Fórum – Leis como a Maria da Penha são suficientes para enfrentar a violência contra as mulheres? Se não, quais outros mecanismos que já existem devem ser melhor explorados e quais ainda precisam ser criados?
Ela é revolucionária no enfrentamento contra as mulheres, é diferenciada no mundo (tamanho seu avanço) e é uma das leis mais conhecidas do país. Mas não é suficiente porque, volto a dizer, precisamos mudar a cultura da sociedade para que a mulher não seja vista como alguém inferior, menos capaz, que tenha menos oportunidades, que receba um salário menor e que seja violentada e não possa fazer suas escolhas, como a de terminar um relacionamento sem sofrer ameaças ou tentativas de feminicídio, inclusive.
O governo do presidente Lula voltou a priorizar as políticas para as mulheres. Desde a criação deste ministério a anúncios significativos nessa área. Ainda no 8 de Março, o governo anunciou, como uma parceria entre os ministérios das Mulheres e da Justiça e Segurança Pública, a construção de 40 novas Casas da Mulher Brasileira, que são espaços que reúnem em um mesmo local diversos tipos de serviço de atendimento a mulheres em situação de violência. Elas estarão localizadas em todas as capitais e também em cidades do interior.
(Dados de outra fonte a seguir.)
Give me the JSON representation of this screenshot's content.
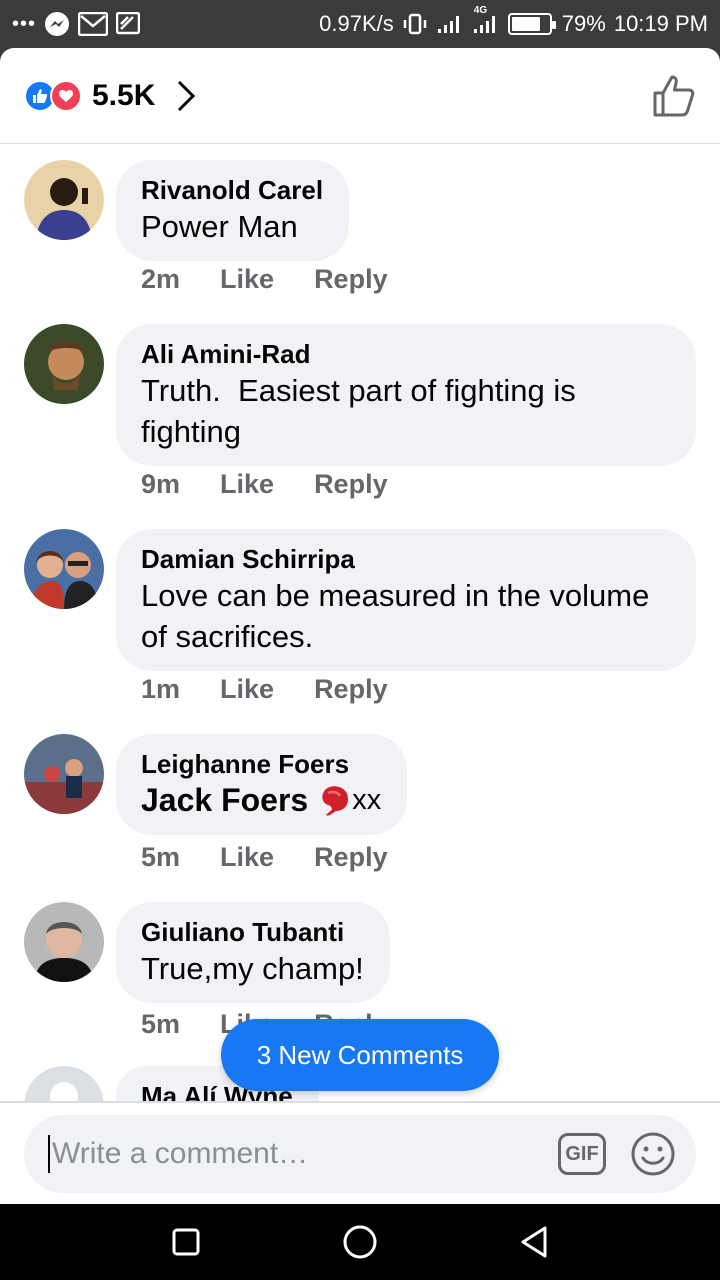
{
  "status": {
    "speed": "0.97K/s",
    "network": "4G",
    "battery": "79%",
    "battery_level": 0.79,
    "time": "10:19 PM",
    "dots": "•••"
  },
  "header": {
    "reaction_count": "5.5K"
  },
  "comments": [
    {
      "author": "Rivanold Carel",
      "text": "Power Man",
      "time": "2m",
      "like": "Like",
      "reply": "Reply"
    },
    {
      "author": "Ali Amini-Rad",
      "text_line1": "Truth.  Easiest part of fighting is",
      "text_line2": "fighting",
      "time": "9m",
      "like": "Like",
      "reply": "Reply"
    },
    {
      "author": "Damian Schirripa",
      "text_line1": "Love can be measured in the volume",
      "text_line2": "of sacrifices.",
      "time": "1m",
      "like": "Like",
      "reply": "Reply"
    },
    {
      "author": "Leighanne Foers",
      "text": "Jack Foers",
      "text_suffix": "xx",
      "time": "5m",
      "like": "Like",
      "reply": "Reply"
    },
    {
      "author": "Giuliano Tubanti",
      "text": "True,my champ!",
      "time": "5m",
      "like": "Like",
      "reply": "Reply"
    },
    {
      "author": "Ma Alí Wyne"
    }
  ],
  "new_comments": "3 New Comments",
  "composer": {
    "placeholder": "Write a comment…",
    "gif": "GIF"
  },
  "colors": {
    "accent": "#1877f2",
    "bubble": "#f0f2f5",
    "muted": "#65676b"
  }
}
Nos últimos dias eu estive em Belém, para os Diálogos Amazônicos, e fechei uma parceria com o governador Helder Barbalho para mais três casas no Estado, em Marabá, Santarém e Breves, sendo que o Pará já terá uma Casa na capital e tem outra prestes a ser inaugurada em Ananindeua. A Bahia terá quatro Casas, que estarão em regiões onde a população é pouco atendida. Estamos avançando bastante com esta política pública que foi lançada no governo da presidenta Dilma Rousseff e é de muito sucesso.
“Minha missão é fazer com que as mulheres tomem consciência de que estão sofrendo misoginia, desde os detalhes a agressões mais graves.”
Fórum – Qual a importância da campanha Agosto Lilás?
Este é um período do ano dedicado a ações de conscientização sobre o tema da violência contra a mulher. Aqui no Ministério das Mulheres nós fizemos uma escolha de ampliar o debate, na campanha deste ano, para além da violência doméstica e trazer situações do cotidiano para que as mulheres se vejam nelas e identifiquem quando estão sendo discriminadas, agredidas, excluídas. Uma situação de assédio no trabalho ou uma piadinha. Minha missão é fazer com que as mulheres tomem consciência de que estão sofrendo misoginia, desde os detalhes a agressões mais graves. Lançamos a campanha nas redes sociais na segunda-feira, 7 de agosto, justamente para marcar o aniversário da Lei Maria da Penha, e diversos ministérios também compartilharam, além de empresas parceiras como os Correios. O Ministério dos Transportes entrará em parceria também com as agências e as concessionárias do setor.
Fórum – A senhora fala bastante sobre a interseccionalidade de vários temas, como segurança pública, saúde, educação, trabalho, emprego e renda, igualdade racial etc. – para construir políticas públicas para enfrentar a violência contra a mulher. Como engajar a sociedade nessa luta e explicar essas diversas relações? Qual o papel do Ministério das Mulheres nesse cenário plural e complexo?
A educação é um caminho fundamental para levar essa conscientização sobre a violência e para mudar a percepção sobre o lugar da mulher na sociedade. Veja quanto mudamos em uma década, como as pessoas são capazes de enxergar situações de machismo, de racismo. Isso está muito relacionado com a educação, com as novas gerações já sendo influenciadas desde as escolas, gerações inteiras de jovens negras e negros que foram os primeiros em suas famílias a irem à faculdade, se tornaram mestres, doutores, e influenciaram todos ao seu redor, inclusive os professores. É uma mudança que não tem volta, que não tem governo que nos tire como sociedade.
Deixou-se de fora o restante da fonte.